-
Notifications
You must be signed in to change notification settings - Fork 688
Batch mode
Since the version 7.9 of the Java analyzer, the parsing of source files is done in multiple batches of a given size, instead of file by file for previous versions. Note that it only applies to the parsing, the analysis (rules execution) is still done on a file by file basis.
This is the size of the batch, in Kilo Bytes. The analyzer will consume files until the size is reached, parse them in batch, and repeat the operation until all files have been processed.
By default, an ideal batch size is dynamically computed, based on the total memory available. More precisely, the size is equal to 0.005% of the maximum memory (available though -Xmx). The dynamic computation is capped at 500KB.
The dynamic computation of the batch size is on the safe side, as we have empirically identified that the performance benefits are already observable, without taking any risk on the memory side, when the size is relatively small. In certain situations, you may want to manually set the batch size value.
You can do this by using the property sonar.java.experimental.batchModeSizeInKB
.
Note that the perfect value depends on the project and the ecosystem setup, bigger batch size will not necessarily increase the performance and can even slow things down if the memory is limited.
When set to -1
, the parsing will be done in a single batch, whatever the memory or size of the project. This value is only meant to be used internally and should not be used.
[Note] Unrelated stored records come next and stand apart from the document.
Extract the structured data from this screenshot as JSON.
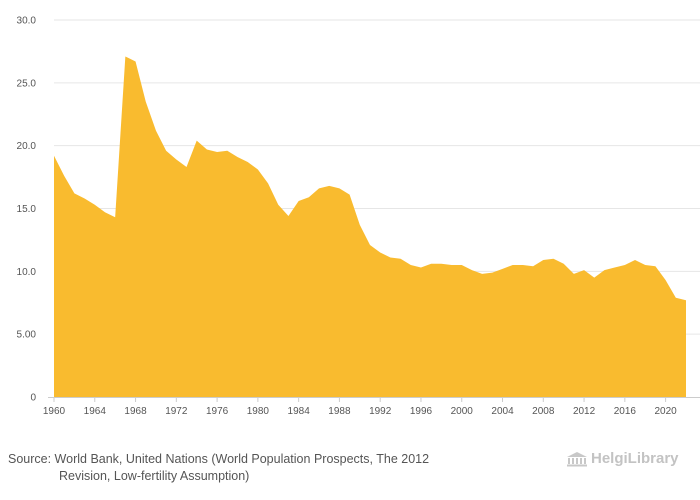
{
  "chart_data": {
    "type": "area",
    "title": "",
    "xlabel": "",
    "ylabel": "",
    "ylim": [
      0,
      30
    ],
    "yticks": [
      0,
      5,
      10,
      15,
      20,
      25,
      30
    ],
    "ytick_labels": [
      "0",
      "5.00",
      "10.0",
      "15.0",
      "20.0",
      "25.0",
      "30.0"
    ],
    "xticks": [
      1960,
      1964,
      1968,
      1972,
      1976,
      1980,
      1984,
      1988,
      1992,
      1996,
      2000,
      2004,
      2008,
      2012,
      2016,
      2020
    ],
    "xtick_labels": [
      "1960",
      "1964",
      "1968",
      "1972",
      "1976",
      "1980",
      "1984",
      "1988",
      "1992",
      "1996",
      "2000",
      "2004",
      "2008",
      "2012",
      "2016",
      "2020"
    ],
    "xlim": [
      1960,
      2022
    ],
    "fill_color": "#f9bb2f",
    "grid": true,
    "series": [
      {
        "name": "",
        "x": [
          1960,
          1961,
          1962,
          1963,
          1964,
          1965,
          1966,
          1967,
          1968,
          1969,
          1970,
          1971,
          1972,
          1973,
          1974,
          1975,
          1976,
          1977,
          1978,
          1979,
          1980,
          1981,
          1982,
          1983,
          1984,
          1985,
          1986,
          1987,
          1988,
          1989,
          1990,
          1991,
          1992,
          1993,
          1994,
          1995,
          1996,
          1997,
          1998,
          1999,
          2000,
          2001,
          2002,
          2003,
          2004,
          2005,
          2006,
          2007,
          2008,
          2009,
          2010,
          2011,
          2012,
          2013,
          2014,
          2015,
          2016,
          2017,
          2018,
          2019,
          2020,
          2021,
          2022
        ],
        "values": [
          19.2,
          17.6,
          16.2,
          15.8,
          15.3,
          14.7,
          14.3,
          27.1,
          26.7,
          23.5,
          21.2,
          19.6,
          18.9,
          18.3,
          20.4,
          19.7,
          19.5,
          19.6,
          19.1,
          18.7,
          18.1,
          17.0,
          15.3,
          14.4,
          15.6,
          15.9,
          16.6,
          16.8,
          16.6,
          16.1,
          13.7,
          12.1,
          11.5,
          11.1,
          11.0,
          10.5,
          10.3,
          10.6,
          10.6,
          10.5,
          10.5,
          10.1,
          9.8,
          9.9,
          10.2,
          10.5,
          10.5,
          10.4,
          10.9,
          11.0,
          10.6,
          9.8,
          10.1,
          9.5,
          10.1,
          10.3,
          10.5,
          10.9,
          10.5,
          10.4,
          9.3,
          7.9,
          7.7
        ]
      }
    ]
  },
  "footer": {
    "source_line1": "Source: World Bank, United Nations (World Population Prospects, The 2012",
    "source_line2": "Revision, Low-fertility Assumption)",
    "brand": "HelgiLibrary"
  }
}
sonar.java.internal.batchMode
is deprecated, and should not be used in batch mode related actions.
In certain situation, you may want to not run the analysis in batch.
You can do this by setting the property sonar.java.fileByFile=true
.
Except from memory/speed, batch and file by file mode should yield the same analysis results. Still, we have identified a small difference when the project is misconfigured (dependencies missing, source files not compiled, properties missing, ...).
The main benefit of batch mode is to avoid computing again and again the semantic of dependencies. It means that the bigger the project, the bigger the possible performance gain, especially if it contains many dependencies. Another secondary benefit can be observed in case of missing semantic (incorrectly configured projects). When have multiple files in the same batch, we can improve our partial knowledge about types. Batch mode is unrelated to parallel execution. We are still parsing sequentially the files, the performance improvements are coming from the fact that we can re-use partially the semantic already computed.